Facebook has tweaked its News Feed algorithm again to highlight the articles that users are most likely to read or watch on the basis of time spent on posts.
Facebook is at it again, changing the way its News Feed highlights links to those sites that it feels users are more likely to be spending their time at.
The current effort is part of what Facebook prefers to call as ‘Feed Quality Program.’ It forms part of a continuous endeavour on the part of Facebook to improve the News Feed experience of each of its users and is based on the feedback it received from the several thousand of its users who are asked every day if they are satisfied with the stuff that is depicted in their News Feed.
Based on these surveys, the one thing that hit Facebook the most is that user’s actions on the social media site which include liking, sharing, or commenting on a post do not make up the entire picture of what ultimately is most meaningful to them.
An example that Facebook cited is that a user may not eventually react to an article or a video which again could be a serious issue or a sad news, but that does not mean the user is not interested in having such news items on their News Feed.
Another aspect that Facebook will be factoring in strongly towards devising what can be considered the perfect News Feed for the particular user is the time the user actually spends in reading or watching a content they have clicked upon.

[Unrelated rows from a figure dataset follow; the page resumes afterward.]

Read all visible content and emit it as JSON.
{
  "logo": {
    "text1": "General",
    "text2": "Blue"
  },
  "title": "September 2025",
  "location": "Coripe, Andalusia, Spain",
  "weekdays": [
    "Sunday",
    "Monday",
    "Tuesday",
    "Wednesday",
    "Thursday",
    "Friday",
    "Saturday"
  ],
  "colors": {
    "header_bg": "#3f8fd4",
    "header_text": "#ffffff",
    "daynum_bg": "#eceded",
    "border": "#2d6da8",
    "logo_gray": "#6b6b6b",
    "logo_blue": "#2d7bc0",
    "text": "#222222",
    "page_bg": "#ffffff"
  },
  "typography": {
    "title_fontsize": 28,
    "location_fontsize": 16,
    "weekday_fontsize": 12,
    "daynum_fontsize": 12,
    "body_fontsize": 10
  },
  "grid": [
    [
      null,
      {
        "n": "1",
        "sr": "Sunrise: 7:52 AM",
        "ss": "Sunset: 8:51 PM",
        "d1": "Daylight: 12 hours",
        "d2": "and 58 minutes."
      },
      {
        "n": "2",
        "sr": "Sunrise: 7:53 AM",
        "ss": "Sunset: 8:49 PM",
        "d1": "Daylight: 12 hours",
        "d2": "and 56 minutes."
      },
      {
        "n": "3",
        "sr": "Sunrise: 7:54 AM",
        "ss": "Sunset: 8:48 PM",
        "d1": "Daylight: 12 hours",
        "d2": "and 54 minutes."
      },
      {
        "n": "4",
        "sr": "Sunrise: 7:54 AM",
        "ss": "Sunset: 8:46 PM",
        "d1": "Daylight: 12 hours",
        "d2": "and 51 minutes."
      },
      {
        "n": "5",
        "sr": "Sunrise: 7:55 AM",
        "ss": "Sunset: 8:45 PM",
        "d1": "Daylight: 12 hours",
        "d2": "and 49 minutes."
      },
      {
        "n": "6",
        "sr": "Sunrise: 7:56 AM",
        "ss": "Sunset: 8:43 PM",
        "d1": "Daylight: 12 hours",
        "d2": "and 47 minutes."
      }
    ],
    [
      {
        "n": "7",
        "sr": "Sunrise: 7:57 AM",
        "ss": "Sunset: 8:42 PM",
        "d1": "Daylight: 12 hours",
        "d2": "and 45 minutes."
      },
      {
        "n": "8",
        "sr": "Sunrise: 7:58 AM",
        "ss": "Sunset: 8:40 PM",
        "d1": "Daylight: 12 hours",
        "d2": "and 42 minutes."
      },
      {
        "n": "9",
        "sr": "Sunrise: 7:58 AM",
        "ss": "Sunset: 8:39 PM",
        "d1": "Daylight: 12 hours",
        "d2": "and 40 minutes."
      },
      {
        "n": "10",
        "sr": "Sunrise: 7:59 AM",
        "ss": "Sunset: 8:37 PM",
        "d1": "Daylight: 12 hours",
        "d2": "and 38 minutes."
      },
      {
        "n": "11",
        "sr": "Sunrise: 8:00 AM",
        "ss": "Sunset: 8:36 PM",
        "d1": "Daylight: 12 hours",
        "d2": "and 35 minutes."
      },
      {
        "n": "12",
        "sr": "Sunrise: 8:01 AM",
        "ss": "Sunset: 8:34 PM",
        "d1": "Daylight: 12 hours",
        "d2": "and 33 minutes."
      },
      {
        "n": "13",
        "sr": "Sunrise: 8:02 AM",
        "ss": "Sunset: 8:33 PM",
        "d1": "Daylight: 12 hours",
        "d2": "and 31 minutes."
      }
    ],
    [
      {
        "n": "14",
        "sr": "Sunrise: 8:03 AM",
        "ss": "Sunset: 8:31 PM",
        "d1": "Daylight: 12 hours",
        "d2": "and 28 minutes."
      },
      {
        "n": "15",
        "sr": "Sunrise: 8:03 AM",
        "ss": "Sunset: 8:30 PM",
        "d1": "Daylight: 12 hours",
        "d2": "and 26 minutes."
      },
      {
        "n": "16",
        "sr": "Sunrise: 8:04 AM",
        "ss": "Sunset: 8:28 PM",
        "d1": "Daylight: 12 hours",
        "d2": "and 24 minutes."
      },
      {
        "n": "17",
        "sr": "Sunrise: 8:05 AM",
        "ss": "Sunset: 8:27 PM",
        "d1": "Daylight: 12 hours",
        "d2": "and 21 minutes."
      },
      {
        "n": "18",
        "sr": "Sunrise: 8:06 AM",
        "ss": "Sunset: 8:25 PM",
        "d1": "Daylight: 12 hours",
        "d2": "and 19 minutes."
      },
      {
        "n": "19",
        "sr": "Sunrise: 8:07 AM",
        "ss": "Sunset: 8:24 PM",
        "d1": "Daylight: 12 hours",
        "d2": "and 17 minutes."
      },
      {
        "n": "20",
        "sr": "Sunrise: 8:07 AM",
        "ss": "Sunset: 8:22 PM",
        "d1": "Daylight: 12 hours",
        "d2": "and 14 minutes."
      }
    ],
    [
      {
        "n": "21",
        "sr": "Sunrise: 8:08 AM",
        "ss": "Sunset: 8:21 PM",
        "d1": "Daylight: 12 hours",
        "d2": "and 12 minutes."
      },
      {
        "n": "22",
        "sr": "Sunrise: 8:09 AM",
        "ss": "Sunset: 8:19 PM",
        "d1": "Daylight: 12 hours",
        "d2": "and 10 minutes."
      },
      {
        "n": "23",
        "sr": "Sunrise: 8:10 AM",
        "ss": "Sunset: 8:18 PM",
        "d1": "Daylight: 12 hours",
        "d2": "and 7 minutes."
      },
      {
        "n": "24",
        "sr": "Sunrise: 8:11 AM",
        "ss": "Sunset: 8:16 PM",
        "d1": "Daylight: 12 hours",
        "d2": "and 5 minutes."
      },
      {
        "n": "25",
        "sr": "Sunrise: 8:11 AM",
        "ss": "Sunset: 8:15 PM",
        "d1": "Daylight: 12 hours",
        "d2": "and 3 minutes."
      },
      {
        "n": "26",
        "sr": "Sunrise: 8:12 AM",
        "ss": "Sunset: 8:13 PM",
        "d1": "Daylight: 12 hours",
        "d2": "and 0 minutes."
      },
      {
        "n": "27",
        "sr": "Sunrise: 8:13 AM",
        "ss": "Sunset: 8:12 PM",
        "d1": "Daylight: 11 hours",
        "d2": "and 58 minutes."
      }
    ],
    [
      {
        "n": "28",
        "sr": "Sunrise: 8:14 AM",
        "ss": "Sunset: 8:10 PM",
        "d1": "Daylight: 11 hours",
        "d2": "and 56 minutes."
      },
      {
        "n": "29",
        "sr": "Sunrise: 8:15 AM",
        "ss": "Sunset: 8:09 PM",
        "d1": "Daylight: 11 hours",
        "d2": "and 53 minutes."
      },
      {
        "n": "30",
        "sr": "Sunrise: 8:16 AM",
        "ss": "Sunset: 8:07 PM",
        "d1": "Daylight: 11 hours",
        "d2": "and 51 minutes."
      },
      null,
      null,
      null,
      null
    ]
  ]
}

The time counted is equally applicable to Instant Articles or any article loaded via the Facebook mobile browser but excludes the load times in both cases.
Another viewing trait of the user that Facebook said they have noticed is that users prefer to read articles from different publishers. However, while Facebook will be glad to serve its users articles from various sources, it will also be wary about not overwhelming the user with just too many repetitive articles dealing with the same topic even if they are from different publishers.

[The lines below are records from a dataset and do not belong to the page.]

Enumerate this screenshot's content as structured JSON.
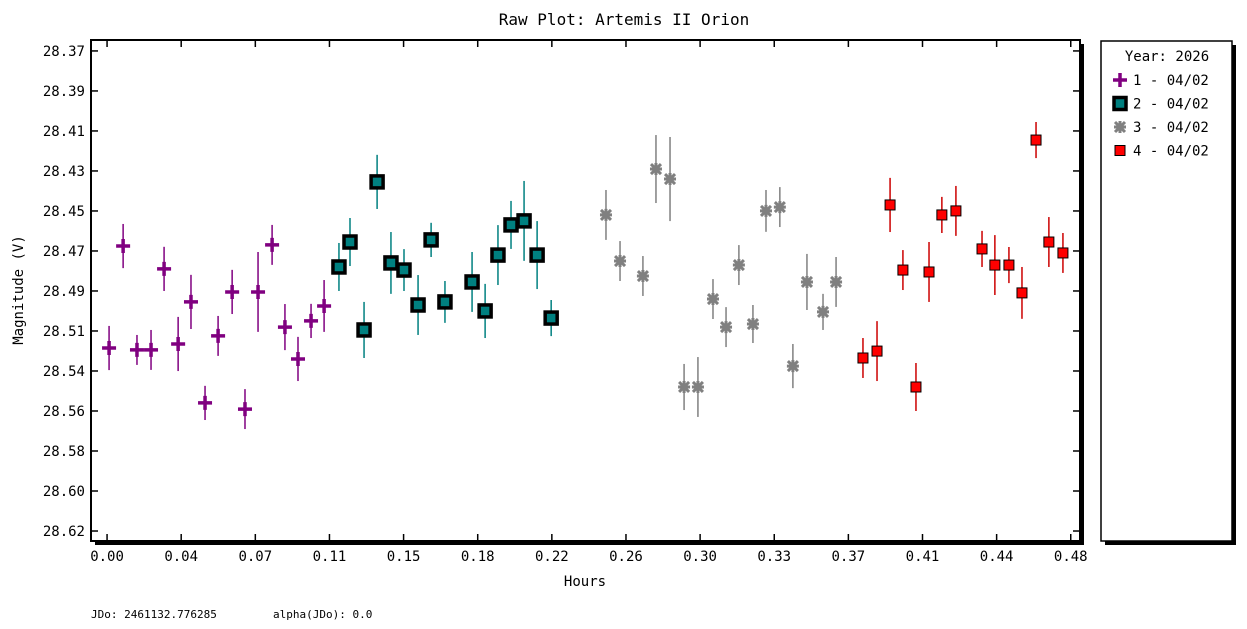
{
  "chart_data": {
    "type": "scatter",
    "title": "Raw Plot: Artemis II Orion",
    "xlabel": "Hours",
    "ylabel": "Magnitude (V)",
    "xlim": [
      -0.008,
      0.4846
    ],
    "ylim": [
      28.3643,
      28.6252
    ],
    "y_inverted": true,
    "grid": false,
    "legend_position": "right-outside",
    "legend_title": "Year: 2026",
    "x_ticks": {
      "values_step": 0.036923,
      "labels": [
        "0.00",
        "0.04",
        "0.07",
        "0.11",
        "0.15",
        "0.18",
        "0.22",
        "0.26",
        "0.30",
        "0.33",
        "0.37",
        "0.41",
        "0.44",
        "0.48"
      ]
    },
    "y_ticks": {
      "values_step": 0.0208333,
      "start": 28.37,
      "labels": [
        "28.37",
        "28.39",
        "28.41",
        "28.43",
        "28.45",
        "28.47",
        "28.49",
        "28.51",
        "28.54",
        "28.56",
        "28.58",
        "28.60",
        "28.62"
      ]
    },
    "series": [
      {
        "name": "1 - 04/02",
        "marker": "plus",
        "color": "#800080",
        "errcolor": "#800080",
        "x": [
          0.001,
          0.008,
          0.0149,
          0.0219,
          0.0284,
          0.0354,
          0.0418,
          0.0488,
          0.0553,
          0.0623,
          0.0687,
          0.0752,
          0.0822,
          0.0886,
          0.0951,
          0.1016,
          0.1081
        ],
        "y": [
          28.5247,
          28.4716,
          28.5257,
          28.5257,
          28.4835,
          28.5226,
          28.5007,
          28.5533,
          28.5184,
          28.4955,
          28.5565,
          28.4955,
          28.471,
          28.5138,
          28.5304,
          28.5106,
          28.5028
        ],
        "err": [
          0.0115,
          0.0115,
          0.0078,
          0.0104,
          0.0115,
          0.0141,
          0.0141,
          0.0089,
          0.0104,
          0.0115,
          0.0104,
          0.0208,
          0.0104,
          0.012,
          0.0115,
          0.0089,
          0.0135
        ]
      },
      {
        "name": "2 - 04/02",
        "marker": "square-outlined",
        "color": "#008080",
        "edge": "#000000",
        "errcolor": "#008080",
        "x": [
          0.1155,
          0.121,
          0.128,
          0.1345,
          0.1414,
          0.1479,
          0.1549,
          0.1614,
          0.1683,
          0.1818,
          0.1883,
          0.1947,
          0.2012,
          0.2077,
          0.2142,
          0.2212
        ],
        "y": [
          28.4825,
          28.4695,
          28.5153,
          28.4382,
          28.4804,
          28.4841,
          28.5023,
          28.4684,
          28.5007,
          28.4903,
          28.5054,
          28.4763,
          28.4606,
          28.4585,
          28.4763,
          28.5091
        ],
        "err": [
          0.0125,
          0.0125,
          0.0146,
          0.0141,
          0.0161,
          0.0109,
          0.0156,
          0.0089,
          0.0109,
          0.0156,
          0.0141,
          0.0156,
          0.0125,
          0.0208,
          0.0177,
          0.0094
        ]
      },
      {
        "name": "3 - 04/02",
        "marker": "asterisk",
        "color": "#808080",
        "errcolor": "#808080",
        "x": [
          0.2485,
          0.2555,
          0.2669,
          0.2734,
          0.2804,
          0.2874,
          0.2943,
          0.3018,
          0.3083,
          0.3147,
          0.3217,
          0.3282,
          0.3351,
          0.3416,
          0.3486,
          0.3566,
          0.3631
        ],
        "y": [
          28.4554,
          28.4794,
          28.4872,
          28.4315,
          28.4367,
          28.545,
          28.545,
          28.4992,
          28.5138,
          28.4815,
          28.5122,
          28.4533,
          28.4513,
          28.5341,
          28.4903,
          28.5059,
          28.4903
        ],
        "err": [
          0.013,
          0.0104,
          0.0104,
          0.0177,
          0.0219,
          0.012,
          0.0156,
          0.0104,
          0.0104,
          0.0104,
          0.0099,
          0.0109,
          0.0104,
          0.0115,
          0.0146,
          0.0094,
          0.013
        ]
      },
      {
        "name": "4 - 04/02",
        "marker": "square",
        "color": "#ff0000",
        "edge": "#000000",
        "errcolor": "#cc0000",
        "x": [
          0.3765,
          0.3835,
          0.39,
          0.3964,
          0.4029,
          0.4094,
          0.4158,
          0.4228,
          0.4358,
          0.4422,
          0.4492,
          0.4557,
          0.4627,
          0.4691,
          0.4761
        ],
        "y": [
          28.5299,
          28.5263,
          28.4502,
          28.4841,
          28.545,
          28.4851,
          28.4554,
          28.4533,
          28.4731,
          28.4815,
          28.4815,
          28.496,
          28.4164,
          28.4695,
          28.4752
        ],
        "err": [
          0.0104,
          0.0156,
          0.0141,
          0.0104,
          0.0125,
          0.0156,
          0.0094,
          0.013,
          0.0094,
          0.0156,
          0.0094,
          0.0135,
          0.0094,
          0.013,
          0.0104
        ]
      }
    ]
  },
  "footer": {
    "jdo": "JDo: 2461132.776285",
    "alpha": "alpha(JDo): 0.0"
  }
}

Focus will also be focussing on the author whose posts are liked or read the most, how users tend to reach to the particular author’s post vis-a-vis the topic of the post and so on. How recent the article is will also determine how likely it is to end up on a user’s News Feed.
With these changes, Facebook is pretty much confident of having more of such articles in the News Feed that users actually care about though of course, the entire thing forms a continuous learning experience, which means newer algorithms will continue to evolve to replace existing ones and so on.